History of the Peloponnesian War

Thucydides

Thucydides. The history of the Peloponnesian War, Volume 1-2. Dale, Henry, translator. London: Heinemann and Henry G. Bohn, 1851-1852.

Now when the engagement was about to take place, Pleistoanax also, the other king, set out to their aid with those who were above and below the usual age for service, and reached as far as Tegea, but went back again on hearing of the victory.

The Lacedaemonians sent, too, and turned back the allies from Corinth and from beyond the Isthmus; and having themselves returned and dismissed their allies, they kept the festival; (for it happened to be the time of their Carnea).

And the imputations which at that time were urged against them by the Greeks, both on the score of cowardice in consequence of their disaster in the island, and of their bad management and dilatoriness in other respects, they wiped out by this one action; having been, as was now thought, reduced by fortune, but still the same men at heart.

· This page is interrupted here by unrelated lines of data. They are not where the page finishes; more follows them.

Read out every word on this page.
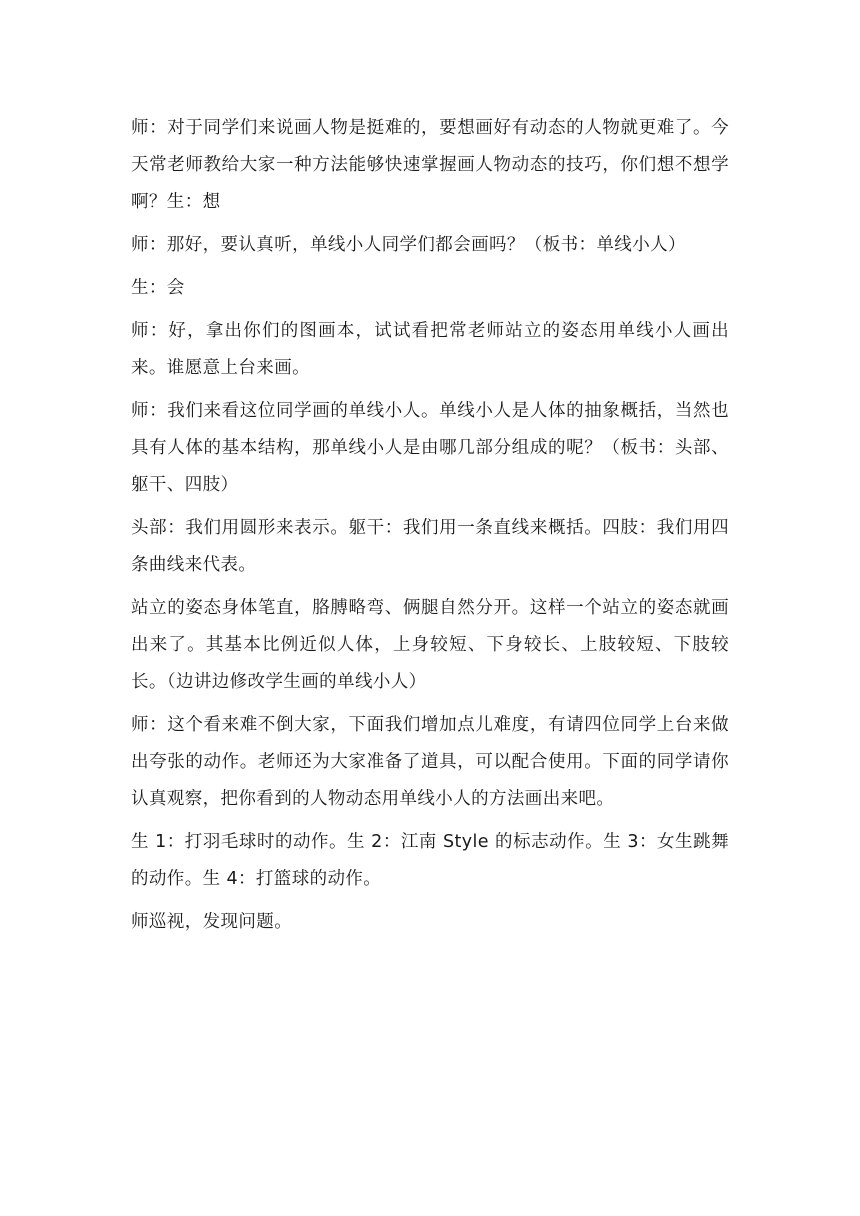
师：对于同学们来说画人物是挺难的，要想画好有动态的人物就更难了。今天常老师教给大家一种方法能够快速掌握画人物动态的技巧，你们想不想学啊？生：想

师：那好，要认真听，单线小人同学们都会画吗？（板书：单线小人）

生：会

师：好，拿出你们的图画本，试试看把常老师站立的姿态用单线小人画出来。谁愿意上台来画。

师：我们来看这位同学画的单线小人。单线小人是人体的抽象概括，当然也具有人体的基本结构，那单线小人是由哪几部分组成的呢？（板书：头部、躯干、四肢）

头部：我们用圆形来表示。躯干：我们用一条直线来概括。四肢：我们用四条曲线来代表。

站立的姿态身体笔直，胳膊略弯、俩腿自然分开。这样一个站立的姿态就画出来了。其基本比例近似人体，上身较短、下身较长、上肢较短、下肢较长。（边讲边修改学生画的单线小人）

师：这个看来难不倒大家，下面我们增加点儿难度，有请四位同学上台来做出夸张的动作。老师还为大家准备了道具，可以配合使用。下面的同学请你认真观察，把你看到的人物动态用单线小人的方法画出来吧。

生 1：打羽毛球时的动作。生 2：江南 Style 的标志动作。生 3：女生跳舞的动作。生 4：打篮球的动作。

师巡视，发现问题。
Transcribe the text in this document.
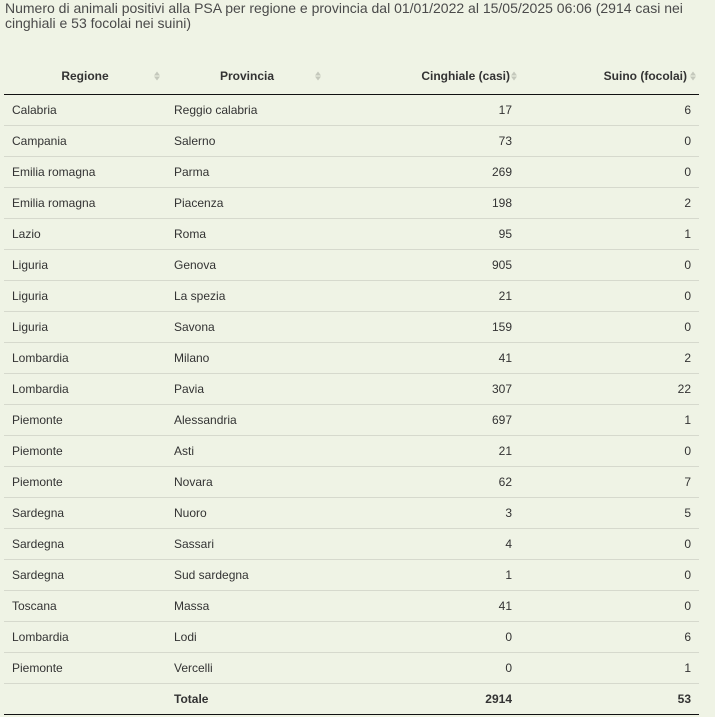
Numero di animali positivi alla PSA per regione e provincia dal 01/01/2022 al 15/05/2025 06:06 (2914 casi nei cinghiali e 53 focolai nei suini)
Regione	Provincia	Cinghiale (casi)	Suino (focolai)

Calabria	Reggio calabria	17	6
Campania	Salerno	73	0
Emilia romagna	Parma	269	0
Emilia romagna	Piacenza	198	2
Lazio	Roma	95	1
Liguria	Genova	905	0
Liguria	La spezia	21	0
Liguria	Savona	159	0
Lombardia	Milano	41	2
Lombardia	Pavia	307	22
Piemonte	Alessandria	697	1
Piemonte	Asti	21	0
Piemonte	Novara	62	7
Sardegna	Nuoro	3	5
Sardegna	Sassari	4	0
Sardegna	Sud sardegna	1	0
Toscana	Massa	41	0
Lombardia	Lodi	0	6
Piemonte	Vercelli	0	1
	Totale	2914	53
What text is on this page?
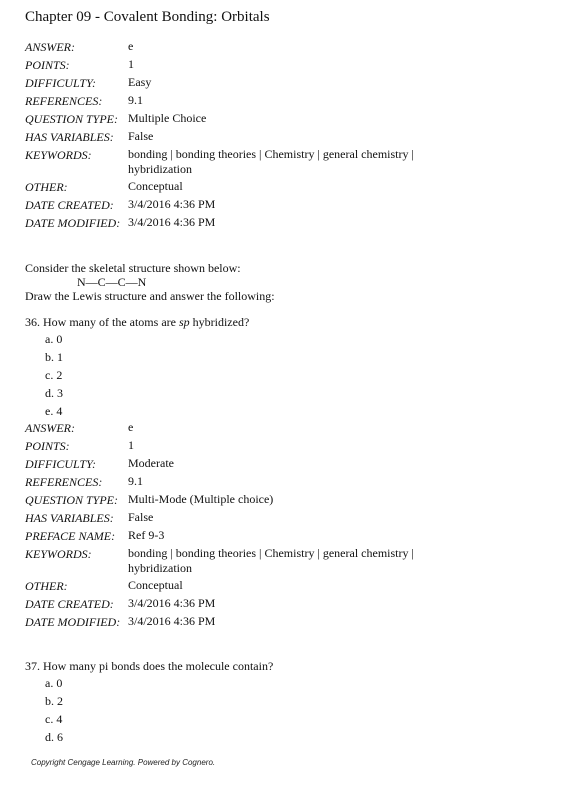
Chapter 09 - Covalent Bonding: Orbitals
ANSWER:	e
POINTS:	1
DIFFICULTY:	Easy
REFERENCES: 9.1
QUESTION TYPE: Multiple Choice
HAS VARIABLES: False
KEYWORDS:	bonding | bonding theories | Chemistry | general chemistry | hybridization
OTHER:	Conceptual
DATE CREATED: 3/4/2016 4:36 PM
DATE MODIFIED: 3/4/2016 4:36 PM
Consider the skeletal structure shown below:
N—C—C—N
Draw the Lewis structure and answer the following:
36. How many of the atoms are sp hybridized?
a. 0
b. 1
c. 2
d. 3
e. 4
ANSWER:	e
POINTS:	1
DIFFICULTY:	Moderate
REFERENCES: 9.1
QUESTION TYPE: Multi-Mode (Multiple choice)
HAS VARIABLES: False
PREFACE NAME: Ref 9-3
KEYWORDS:	bonding | bonding theories | Chemistry | general chemistry | hybridization
OTHER:	Conceptual
DATE CREATED: 3/4/2016 4:36 PM
DATE MODIFIED: 3/4/2016 4:36 PM
37. How many pi bonds does the molecule contain?
a. 0
b. 2
c. 4
d. 6
Copyright Cengage Learning. Powered by Cognero.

Now the day before this battle it also happened that the Epidaurians with all their forces invaded the Argive territory, and cut off in great numbers, when they came out to give them battle, those of the Argives who were left behind to keep

guard. Moreover, when three thousand of the Elean heavy-armed had come after the battle to the succour of the Mantineans, and a thousand Athenians in addition to their former force, all these allies at once marched against Epidaurus, while the Lacedaemonians were keeping the Carnea; and dividing the work between them, they began a wall of circumvallation round the

city. And though the rest abandoned the work, the Athenians finished it round the promontory called the Heraeum, the part which had been assigned to them. And having all joined in leaving a garrison in this fortress, they returned to their several cities. And so the summer ended.